À un mois des élections législatives, la scène politique égyptienne se reconfigure autour de trois grandes coalitions cherchant à s’imposer dans une course dominée par les alliances électorales.
La Liste nationale pour l’Égypte, emmenée par le parti Avenir de la Nation et le parti Wafd, s’affirme comme le principal bloc en lice aux législatives de novembre en Egypte. Forte de son ancrage territorial et de son expérience des sénatoriales, cette coalition ambitionne de conserver une majorité parlementaire. Ses dirigeants la présentent comme « un front d’unité nationale face aux défis actuels », selon Sayed Abdel-Aal, président du parti Tagammoe.
Face à elle, l’Entente nationale des partis égyptiens initiée par le Parti démocrate Al-Guil, regroupe des formations civiles et sociales comme Ennahda, Réforme et Développement ou Tahia Masr. Son président, Nagui Al-Shehabi, affirme vouloir « offrir une alternative crédible et ouverte à tous les acteurs politiques souhaitant coopérer ». Plus modeste, cette alliance vise à renforcer la représentation des partis exclus de la coalition dominante.

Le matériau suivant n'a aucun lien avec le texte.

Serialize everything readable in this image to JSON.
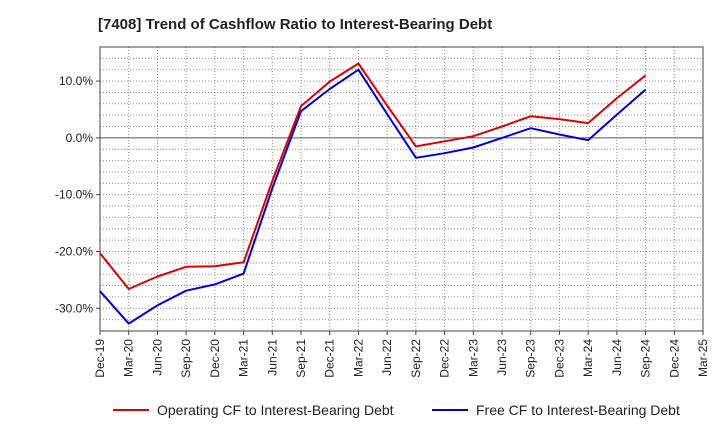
{
  "chart_data": {
    "type": "line",
    "title": "[7408]  Trend of Cashflow Ratio to Interest-Bearing Debt",
    "xlabel": "",
    "ylabel": "",
    "categories": [
      "Dec-19",
      "Mar-20",
      "Jun-20",
      "Sep-20",
      "Dec-20",
      "Mar-21",
      "Jun-21",
      "Sep-21",
      "Dec-21",
      "Mar-22",
      "Jun-22",
      "Sep-22",
      "Dec-22",
      "Mar-23",
      "Jun-23",
      "Sep-23",
      "Dec-23",
      "Mar-24",
      "Jun-24",
      "Sep-24",
      "Dec-24",
      "Mar-25"
    ],
    "ylim": [
      -34,
      16
    ],
    "yticks": [
      10,
      0,
      -10,
      -20,
      -30
    ],
    "ytick_labels": [
      "10.0%",
      "0.0%",
      "-10.0%",
      "-20.0%",
      "-30.0%"
    ],
    "grid": true,
    "legend_position": "bottom",
    "series": [
      {
        "name": "Operating CF to Interest-Bearing Debt",
        "color": "#e00000",
        "values": [
          -20.3,
          -26.6,
          -24.4,
          -22.7,
          -22.6,
          -21.9,
          -7.6,
          5.6,
          9.9,
          13.1,
          5.7,
          -1.5,
          -0.6,
          0.3,
          2.0,
          3.8,
          3.3,
          2.6,
          7.0,
          11.0,
          null,
          null
        ]
      },
      {
        "name": "Free CF to Interest-Bearing Debt",
        "color": "#0000e0",
        "values": [
          -27.0,
          -32.7,
          -29.5,
          -26.9,
          -25.8,
          -23.9,
          -8.9,
          4.7,
          8.6,
          12.0,
          4.2,
          -3.5,
          -2.7,
          -1.7,
          0.0,
          1.7,
          0.6,
          -0.4,
          4.1,
          8.5,
          null,
          null
        ]
      }
    ]
  }
}
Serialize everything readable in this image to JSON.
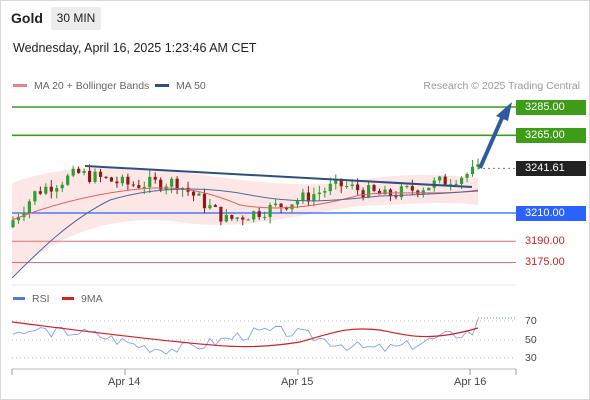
{
  "header": {
    "instrument": "Gold",
    "timeframe": "30 MIN"
  },
  "datetime": "Wednesday, April 16, 2025 1:23:46 AM CET",
  "legend": [
    {
      "label": "MA 20 + Bollinger Bands",
      "color": "#f08080"
    },
    {
      "label": "MA 50",
      "color": "#2f4f7f"
    }
  ],
  "credit": "Research © 2025 Trading Central",
  "levels": [
    {
      "label": "3285.00",
      "value": 3285.0,
      "style": "green"
    },
    {
      "label": "3265.00",
      "value": 3265.0,
      "style": "green"
    },
    {
      "label": "3241.61",
      "value": 3241.61,
      "style": "dark"
    },
    {
      "label": "3210.00",
      "value": 3210.0,
      "style": "blue"
    },
    {
      "label": "3190.00",
      "value": 3190.0,
      "style": "red"
    },
    {
      "label": "3175.00",
      "value": 3175.0,
      "style": "red"
    }
  ],
  "rsi": {
    "legend": [
      {
        "label": "RSI",
        "color": "#4a7be0"
      },
      {
        "label": "9MA",
        "color": "#e02020"
      }
    ],
    "ticks": [
      "70",
      "50",
      "30"
    ]
  },
  "x_axis": [
    "Apr 14",
    "Apr 15",
    "Apr 16"
  ],
  "colors": {
    "up": "#2e9e2e",
    "down": "#8b1a1a",
    "support": "#2962ff",
    "resistance": "#3f9c16",
    "trendline": "#2f4f7f"
  }
}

Le Mouvement démocratique civil, composé d’opposants indépendants et de partis non alignés, prépare également des candidatures pour les sièges individuels. Il espère bénéficier d’un électorat en quête de renouvellement, malgré les contraintes logistiques et politiques pesant sur la compétition.
Selon Ayman Abdel-Wahab, directeur du Centre d’études politiques d’Al-Ahram, ces alliances traduisent un « pluralisme encadré », où la stabilité prime sur la confrontation politique. Le système électoral mixte — combinant listes fermées et sièges individuels — favorise la concentration des forces au détriment des indépendants, tout en maintenant une représentation limitée de l’opposition.

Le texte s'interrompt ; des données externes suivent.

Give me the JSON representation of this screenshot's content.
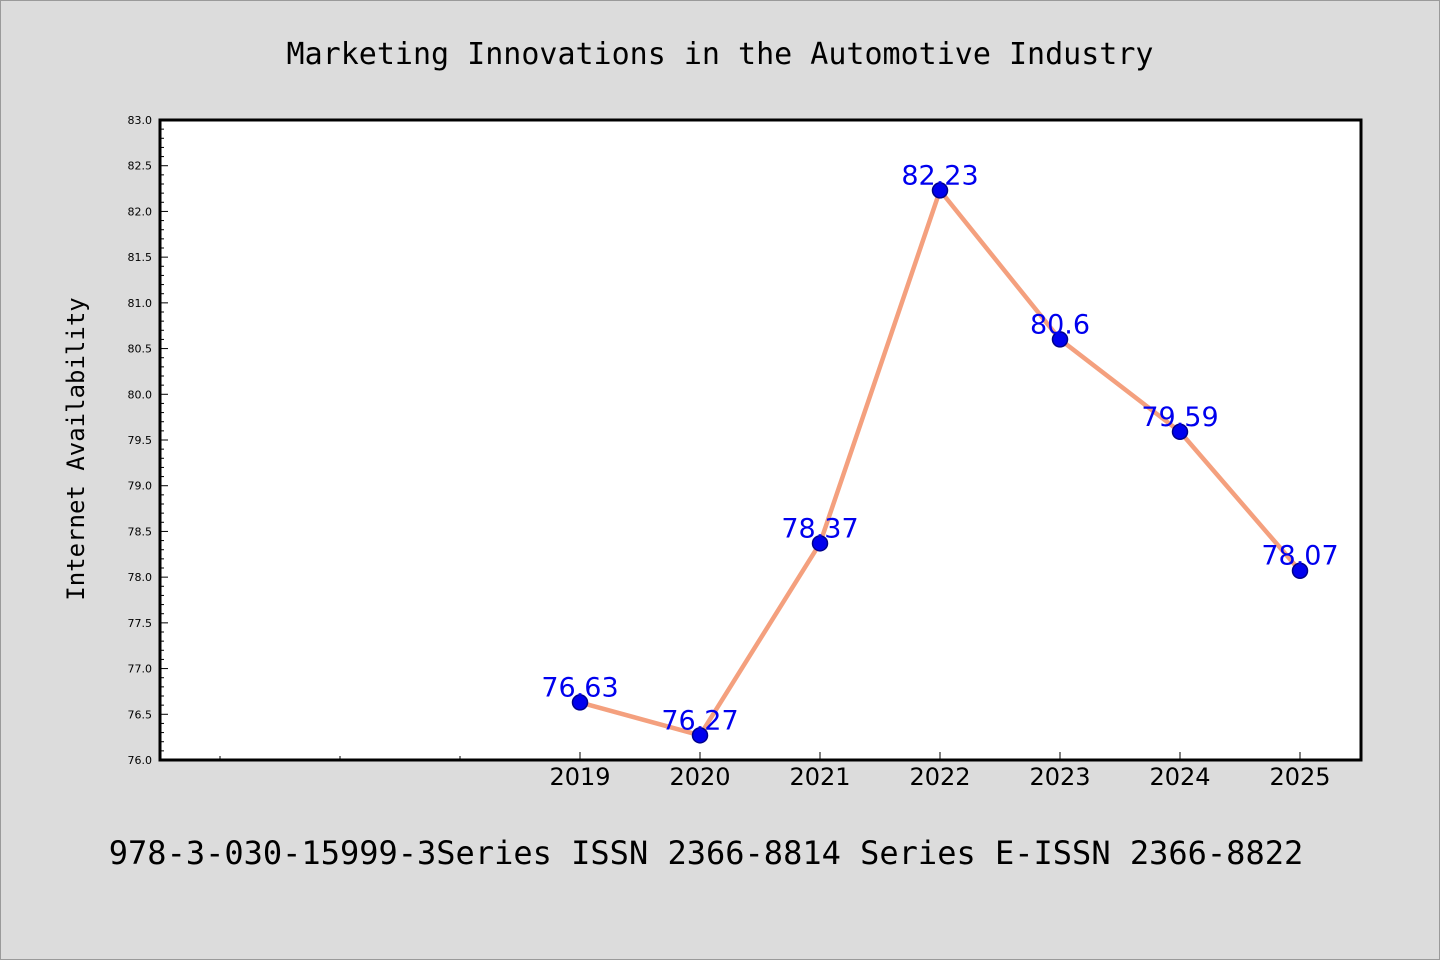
{
  "chart_data": {
    "type": "line",
    "title": "Marketing Innovations in the Automotive Industry",
    "ylabel": "Internet Availability",
    "xlabel": "",
    "x": [
      "2019",
      "2020",
      "2021",
      "2022",
      "2023",
      "2024",
      "2025"
    ],
    "series": [
      {
        "values": [
          76.63,
          76.27,
          78.37,
          82.23,
          80.6,
          79.59,
          78.07
        ]
      }
    ],
    "data_labels": [
      "76.63",
      "76.27",
      "78.37",
      "82.23",
      "80.6",
      "79.59",
      "78.07"
    ],
    "ylim": [
      76.0,
      83.0
    ],
    "yticks": [
      "76.0",
      "76.5",
      "77.0",
      "77.5",
      "78.0",
      "78.5",
      "79.0",
      "79.5",
      "80.0",
      "80.5",
      "81.0",
      "81.5",
      "82.0",
      "82.5",
      "83.0"
    ],
    "grid": false,
    "colors": {
      "line": "#f4a07e",
      "marker": "#0000ee",
      "label": "#0000ee",
      "background": "#dcdcdc",
      "plot_background": "#ffffff"
    }
  },
  "footer": "978-3-030-15999-3Series ISSN 2366-8814 Series E-ISSN 2366-8822"
}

L’Autorité nationale des élections a fixé le dépôt des candidatures du 8 au 15 octobre. Le scrutin se déroulera en deux phases : la première les 10 et 11 novembre dans 14 gouvernorats, la seconde les 24 et 25 novembre dans les 13 autres. Les résultats définitifs seront connus à la mi-décembre, après les seconds tours prévus début et mi-décembre pour les deux séquences électorales.

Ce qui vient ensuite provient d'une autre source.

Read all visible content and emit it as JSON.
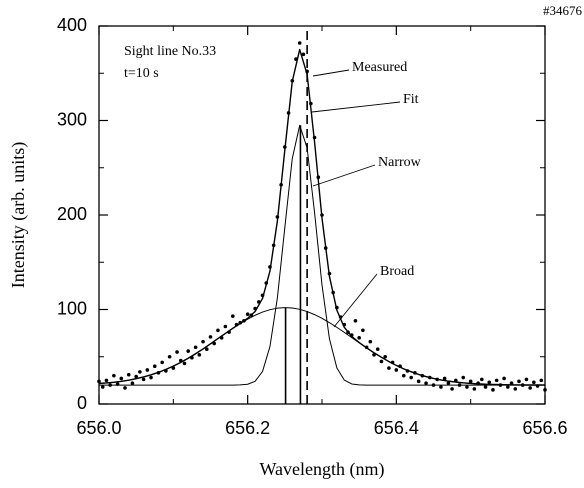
{
  "chart_data": {
    "type": "line",
    "subtitle": "#34676",
    "annotations": [
      "Sight line No.33",
      "t=10 s"
    ],
    "xlabel": "Wavelength (nm)",
    "ylabel": "Intensity (arb. units)",
    "xlim": [
      656.0,
      656.6
    ],
    "ylim": [
      0,
      400
    ],
    "xticks": [
      {
        "value": 656.0,
        "label": "656.0"
      },
      {
        "value": 656.2,
        "label": "656.2"
      },
      {
        "value": 656.4,
        "label": "656.4"
      },
      {
        "value": 656.6,
        "label": "656.6"
      }
    ],
    "xminorticks": [
      656.1,
      656.3,
      656.5
    ],
    "yticks": [
      0,
      100,
      200,
      300,
      400
    ],
    "yminorticks": [
      50,
      150,
      250,
      350
    ],
    "grid": false,
    "series": [
      {
        "name": "Measured",
        "style": "dots",
        "color": "#000000",
        "x": [
          656.0,
          656.005,
          656.01,
          656.015,
          656.02,
          656.025,
          656.03,
          656.035,
          656.04,
          656.045,
          656.05,
          656.055,
          656.06,
          656.065,
          656.07,
          656.075,
          656.08,
          656.085,
          656.09,
          656.095,
          656.1,
          656.105,
          656.11,
          656.115,
          656.12,
          656.125,
          656.13,
          656.135,
          656.14,
          656.145,
          656.15,
          656.155,
          656.16,
          656.165,
          656.17,
          656.175,
          656.18,
          656.185,
          656.19,
          656.195,
          656.2,
          656.205,
          656.21,
          656.215,
          656.22,
          656.225,
          656.23,
          656.235,
          656.24,
          656.245,
          656.25,
          656.255,
          656.26,
          656.265,
          656.27,
          656.275,
          656.28,
          656.285,
          656.29,
          656.295,
          656.3,
          656.305,
          656.31,
          656.315,
          656.32,
          656.325,
          656.33,
          656.335,
          656.34,
          656.345,
          656.35,
          656.355,
          656.36,
          656.365,
          656.37,
          656.375,
          656.38,
          656.385,
          656.39,
          656.395,
          656.4,
          656.405,
          656.41,
          656.415,
          656.42,
          656.425,
          656.43,
          656.435,
          656.44,
          656.445,
          656.45,
          656.455,
          656.46,
          656.465,
          656.47,
          656.475,
          656.48,
          656.485,
          656.49,
          656.495,
          656.5,
          656.505,
          656.51,
          656.515,
          656.52,
          656.525,
          656.53,
          656.535,
          656.54,
          656.545,
          656.55,
          656.555,
          656.56,
          656.565,
          656.57,
          656.575,
          656.58,
          656.585,
          656.59,
          656.595,
          656.6
        ],
        "values": [
          24,
          18,
          25,
          20,
          30,
          21,
          27,
          17,
          31,
          22,
          29,
          34,
          26,
          36,
          28,
          40,
          33,
          44,
          35,
          50,
          38,
          55,
          46,
          43,
          56,
          49,
          60,
          52,
          66,
          58,
          71,
          64,
          78,
          70,
          82,
          76,
          93,
          84,
          86,
          88,
          95,
          94,
          101,
          108,
          115,
          128,
          145,
          168,
          198,
          232,
          272,
          308,
          342,
          365,
          382,
          370,
          352,
          318,
          282,
          240,
          200,
          165,
          138,
          118,
          102,
          92,
          84,
          76,
          73,
          88,
          70,
          78,
          60,
          66,
          52,
          58,
          45,
          50,
          38,
          44,
          36,
          40,
          30,
          35,
          28,
          33,
          24,
          30,
          22,
          28,
          20,
          26,
          18,
          27,
          22,
          16,
          25,
          20,
          28,
          18,
          24,
          16,
          22,
          26,
          18,
          23,
          15,
          25,
          20,
          27,
          18,
          22,
          16,
          24,
          20,
          26,
          17,
          23,
          19,
          25,
          15
        ]
      },
      {
        "name": "Fit",
        "style": "line",
        "color": "#000000",
        "width": 1.4,
        "x": [
          656.0,
          656.01,
          656.02,
          656.03,
          656.04,
          656.05,
          656.06,
          656.07,
          656.08,
          656.09,
          656.1,
          656.11,
          656.12,
          656.13,
          656.14,
          656.15,
          656.16,
          656.17,
          656.18,
          656.19,
          656.2,
          656.21,
          656.22,
          656.23,
          656.24,
          656.25,
          656.26,
          656.27,
          656.28,
          656.29,
          656.3,
          656.31,
          656.32,
          656.33,
          656.34,
          656.35,
          656.36,
          656.37,
          656.38,
          656.39,
          656.4,
          656.41,
          656.42,
          656.43,
          656.44,
          656.45,
          656.46,
          656.47,
          656.48,
          656.49,
          656.5,
          656.51,
          656.52,
          656.53,
          656.54,
          656.55,
          656.56,
          656.57,
          656.58,
          656.59,
          656.6
        ],
        "values": [
          21.7,
          22.3,
          23.0,
          24.0,
          25.2,
          26.8,
          28.6,
          30.9,
          33.5,
          36.6,
          40.1,
          44.0,
          48.4,
          53.2,
          58.3,
          63.7,
          69.2,
          74.7,
          80.1,
          85.3,
          90.7,
          97.9,
          111.7,
          140.7,
          193.9,
          268.8,
          341.4,
          375.1,
          348.7,
          277.2,
          196.6,
          135.1,
          99.2,
          81.1,
          71.5,
          65.0,
          59.4,
          54.2,
          49.4,
          44.9,
          40.8,
          37.2,
          34.1,
          31.3,
          29.0,
          27.1,
          25.5,
          24.2,
          23.2,
          22.4,
          21.8,
          21.3,
          20.9,
          20.7,
          20.5,
          20.3,
          20.2,
          20.2,
          20.1,
          20.1,
          20.1
        ]
      },
      {
        "name": "Narrow",
        "style": "line",
        "color": "#000000",
        "width": 1,
        "x": [
          656.0,
          656.01,
          656.02,
          656.03,
          656.04,
          656.05,
          656.06,
          656.07,
          656.08,
          656.09,
          656.1,
          656.11,
          656.12,
          656.13,
          656.14,
          656.15,
          656.16,
          656.17,
          656.18,
          656.19,
          656.2,
          656.21,
          656.22,
          656.23,
          656.24,
          656.25,
          656.26,
          656.27,
          656.28,
          656.29,
          656.3,
          656.31,
          656.32,
          656.33,
          656.34,
          656.35,
          656.36,
          656.37,
          656.38,
          656.39,
          656.4,
          656.41,
          656.42,
          656.43,
          656.44,
          656.45,
          656.46,
          656.47,
          656.48,
          656.49,
          656.5,
          656.51,
          656.52,
          656.53,
          656.54,
          656.55,
          656.56,
          656.57,
          656.58,
          656.59,
          656.6
        ],
        "values": [
          20,
          20,
          20,
          20,
          20,
          20,
          20,
          20,
          20,
          20,
          20,
          20,
          20,
          20,
          20,
          20,
          20,
          20,
          20,
          20.2,
          20.9,
          24.0,
          34.4,
          60.9,
          112.5,
          186.8,
          259.8,
          294.9,
          270.9,
          202.6,
          125.9,
          69.0,
          38.1,
          25.3,
          21.2,
          20.2,
          20,
          20,
          20,
          20,
          20,
          20,
          20,
          20,
          20,
          20,
          20,
          20,
          20,
          20,
          20,
          20,
          20,
          20,
          20,
          20,
          20,
          20,
          20,
          20,
          20
        ]
      },
      {
        "name": "Broad",
        "style": "line",
        "color": "#000000",
        "width": 1,
        "x": [
          656.0,
          656.01,
          656.02,
          656.03,
          656.04,
          656.05,
          656.06,
          656.07,
          656.08,
          656.09,
          656.1,
          656.11,
          656.12,
          656.13,
          656.14,
          656.15,
          656.16,
          656.17,
          656.18,
          656.19,
          656.2,
          656.21,
          656.22,
          656.23,
          656.24,
          656.25,
          656.26,
          656.27,
          656.28,
          656.29,
          656.3,
          656.31,
          656.32,
          656.33,
          656.34,
          656.35,
          656.36,
          656.37,
          656.38,
          656.39,
          656.4,
          656.41,
          656.42,
          656.43,
          656.44,
          656.45,
          656.46,
          656.47,
          656.48,
          656.49,
          656.5,
          656.51,
          656.52,
          656.53,
          656.54,
          656.55,
          656.56,
          656.57,
          656.58,
          656.59,
          656.6
        ],
        "values": [
          21.7,
          22.3,
          23.0,
          24.0,
          25.2,
          26.8,
          28.6,
          30.9,
          33.5,
          36.6,
          40.1,
          44.0,
          48.4,
          53.2,
          58.3,
          63.7,
          69.2,
          74.7,
          80.1,
          85.1,
          89.8,
          93.9,
          97.3,
          99.8,
          101.4,
          102.0,
          101.6,
          100.2,
          97.8,
          94.6,
          90.7,
          86.1,
          81.1,
          75.8,
          70.3,
          64.8,
          59.4,
          54.2,
          49.4,
          44.9,
          40.8,
          37.2,
          34.1,
          31.3,
          29.0,
          27.1,
          25.5,
          24.2,
          23.2,
          22.4,
          21.8,
          21.3,
          20.9,
          20.7,
          20.5,
          20.3,
          20.2,
          20.2,
          20.1,
          20.1,
          20.1
        ]
      }
    ],
    "vlines": [
      {
        "x": 656.251,
        "ymax": 102,
        "style": "solid"
      },
      {
        "x": 656.271,
        "ymax": 295,
        "style": "solid"
      },
      {
        "x": 656.28,
        "ymax": 400,
        "style": "dashed"
      }
    ]
  }
}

La Chambre des représentants compte 596 membres, dont 284 élus au scrutin de liste fermée, 284 au scrutin uninominal et 28 nommés par le président. Ce système, jugé complexe par les observateurs, tend à consolider les grands blocs politiques tout en maintenant un équilibre entre continuité institutionnelle et ouverture contrôlée du champ partisan.